Oil license, oil license, oil license. What would I not do, to get my hands on one. Oh God, what did I ever do to you, that would make you deny me an oil license? All these cries of marginalization on the eve of the announcement of oil block licenses. It is the oil licenses stupid. Hausa men attacking Eboes at Alaba market. Yorubas killing the Bororos at Shaki. The Fulanis invading Oyo State, Agodi government secretariat. Oil Licenses. Oil license. That is it. Getting a signature from the Presidency to avoid the payment of import dues is child’s play or little league, anybody could pull that off. It is cheaper to bribe the Customs anyway. But the oil license? now, that is the ultimate. It means you belong to the inner caucus of State. You are a super Nigerian. Even members of the House of Representatives don’t cut it.
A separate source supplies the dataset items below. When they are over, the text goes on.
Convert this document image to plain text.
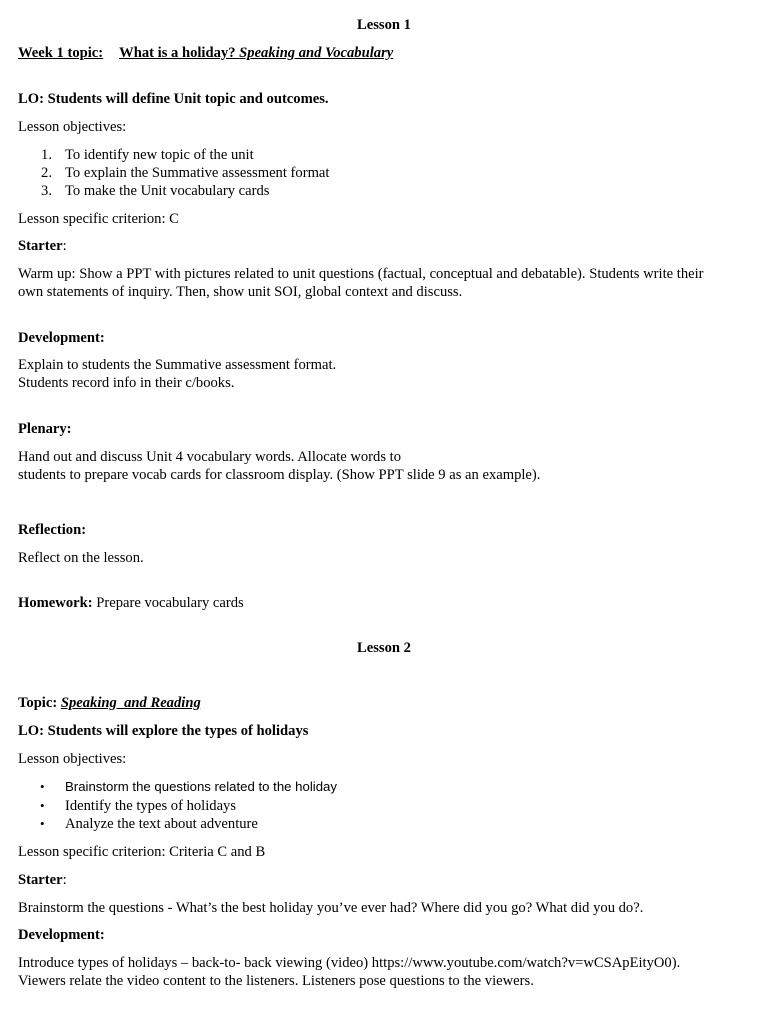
Lesson 1
Week 1 topic: What is a holiday? Speaking and Vocabulary
LO: Students will define Unit topic and outcomes.
Lesson objectives:
1. To identify new topic of the unit
2. To explain the Summative assessment format
3. To make the Unit vocabulary cards
Lesson specific criterion: C
Starter:
Warm up: Show a PPT with pictures related to unit questions (factual, conceptual and debatable). Students write their
own statements of inquiry. Then, show unit SOI, global context and discuss.
Development:
Explain to students the Summative assessment format.
Students record info in their c/books.
Plenary:
Hand out and discuss Unit 4 vocabulary words. Allocate words to
students to prepare vocab cards for classroom display. (Show PPT slide 9 as an example).
Reflection:
Reflect on the lesson.
Homework: Prepare vocabulary cards
Lesson 2
Topic: Speaking  and Reading
LO: Students will explore the types of holidays
Lesson objectives:
• Brainstorm the questions related to the holiday
• Identify the types of holidays
• Analyze the text about adventure
Lesson specific criterion: Criteria C and B
Starter:
Brainstorm the questions - What’s the best holiday you’ve ever had? Where did you go? What did you do?.
Development:
Introduce types of holidays – back-to- back viewing (video) https://www.youtube.com/watch?v=wCSApEityO0).
Viewers relate the video content to the listeners. Listeners pose questions to the viewers.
The last time I applied, my application was returned with a do not re apply stamp on it and a note from the security service……… Oh! my kingdom for an oil license. I know, tell me about it, where is my kingdom?
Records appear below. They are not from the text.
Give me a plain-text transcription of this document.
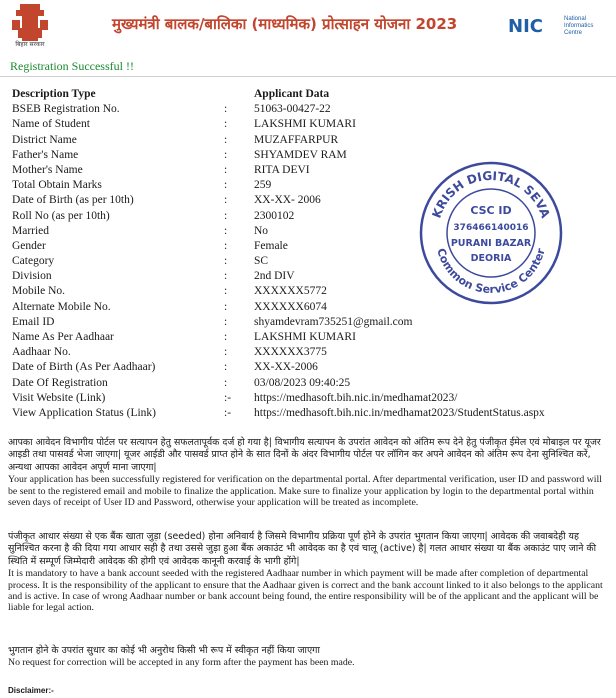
बिहार सरकार
मुख्यमंत्री बालक/बालिका (माध्यमिक) प्रोत्साहन योजना 2023	NIC	National
Informatics
Centre
Registration Successful !!
Description Type	Applicant Data
BSEB Registration No.	: 51063-00427-22
Name of Student	: LAKSHMI KUMARI
District Name	: MUZAFFARPUR
Father's Name	: SHYAMDEV RAM
Mother's Name	: RITA DEVI
Total Obtain Marks	: 259
Date of Birth (as per 10th)	: XX-XX- 2006
Roll No (as per 10th)	: 2300102
Married	: No
Gender	: Female
Category	: SC
Division	: 2nd DIV
Mobile No.	: XXXXXX5772
Alternate Mobile No.	: XXXXXX6074
Email ID	: shyamdevram735251@gmail.com
Name As Per Aadhaar	: LAKSHMI KUMARI
Aadhaar No.	: XXXXXX3775
Date of Birth (As Per Aadhaar)	: XX-XX-2006
Date Of Registration	: 03/08/2023 09:40:25
Visit Website (Link)	:- https://medhasoft.bih.nic.in/medhamat2023/
View Application Status (Link)	:- https://medhasoft.bih.nic.in/medhamat2023/StudentStatus.aspx
KRISH DIGITAL SEVA
Common Service Center
CSC ID
376466140016
PURANI BAZAR
DEORIA
आपका आवेदन विभागीय पोर्टल पर सत्यापन हेतु सफलतापूर्वक दर्ज हो गया है| विभागीय सत्यापन के उपरांत आवेदन को अंतिम रूप देने हेतु पंजीकृत ईमेल एवं मोबाइल पर यूजर आइडी तथा पासवर्ड भेजा जाएगा| यूजर आईडी और पासवर्ड प्राप्त होने के सात दिनों के अंदर विभागीय पोर्टल पर लॉगिन कर अपने आवेदन को अंतिम रूप देना सुनिश्चित करें, अन्यथा आपका आवेदन अपूर्ण माना जाएगा|
Your application has been successfully registered for verification on the departmental portal. After departmental verification, user ID and password will be sent to the registered email and mobile to finalize the application. Make sure to finalize your application by login to the departmental portal within seven days of receipt of User ID and Password, otherwise your application will be treated as incomplete.
पंजीकृत आधार संख्या से एक बैंक खाता जुड़ा (seeded) होना अनिवार्य है जिसमे विभागीय प्रक्रिया पूर्ण होने के उपरांत भुगतान किया जाएगा| आवेदक की जवाबदेही यह सुनिश्चित करना है की दिया गया आधार सही है तथा उससे जुड़ा हुआ बैंक अकाउंट भी आवेदक का है एवं चालू (active) है| गलत आधार संख्या या बैंक अकाउंट पाए जाने की स्थिति में सम्पूर्ण जिम्मेदारी आवेदक की होगी एवं आवेदक कानूनी करवाई के भागी होंगे|
It is mandatory to have a bank account seeded with the registered Aadhaar number in which payment will be made after completion of departmental process. It is the responsibility of the applicant to ensure that the Aadhaar given is correct and the bank account linked to it also belongs to the applicant and is active. In case of wrong Aadhaar number or bank account being found, the entire responsibility will be of the applicant and the applicant will be liable for legal action.
भुगतान होने के उपरांत सुधार का कोई भी अनुरोध किसी भी रूप में स्वीकृत नहीं किया जाएगा
No request for correction will be accepted in any form after the payment has been made.
Disclaimer:-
Wind becoming solid? Did you hear of our debt files suddenly developing wings at the Central Bank. I say, no deal, we are not buying that. Don’t even try to tell us that the Ministry of Finance had no copy. The debt files are intact. If you like, set fire to the Central Bank, kill a couple of staffs. This we believe. When you owe the white man, he sends you bills at the end of every month and he keeps records, so try another one. Gani waiting for his mothers permission before contesting the Presidency? Obasanjo going for a second term? The Oba of Ilorin? Five Olympic gold medals? Hausas turning Yorubas into dogs to get them licensed since they are insisting on the national identity card. No financial aid to Ijaw land until there is peace in the region? It never ends. One moment we hear of 250 American marines in Nigeria to train our troops, the next, we hear they are gone, now they are back again. Military bases in Maiduguri? Army division at Benin, now moved to Lagos then co joined with Ibadan? Why do I constantly have this feeling that someone is urinating on my head, and Jerry Gana is trying to tell me that it is rain?

I repeat, I am not taking it anymore, I am going to call the bluff of the Arewa Consultative Forum and this new technology. The north did not make Obasanjo President, and, this specie changing technology is bunkum. I throw open this challenge to anybody with promises and guarantees. That, the north should pick me a lowly taxi driver based in Brooklyn and make me President, if such powers exist. Anything, the north wants, I would do and more., but just in case I am wrong, I am making an appointment [Yes, in New York, you want to visit a native doctor, you have to use the phone to make an appointment] to see this voodoo man, King Hougan, Haiti born Obeah man, ex spiritual adviser to Papa Doc. I know he would understand if I tell him that in Nigeria, the wind could become solid and tomorrow might never come. Yes, just in case.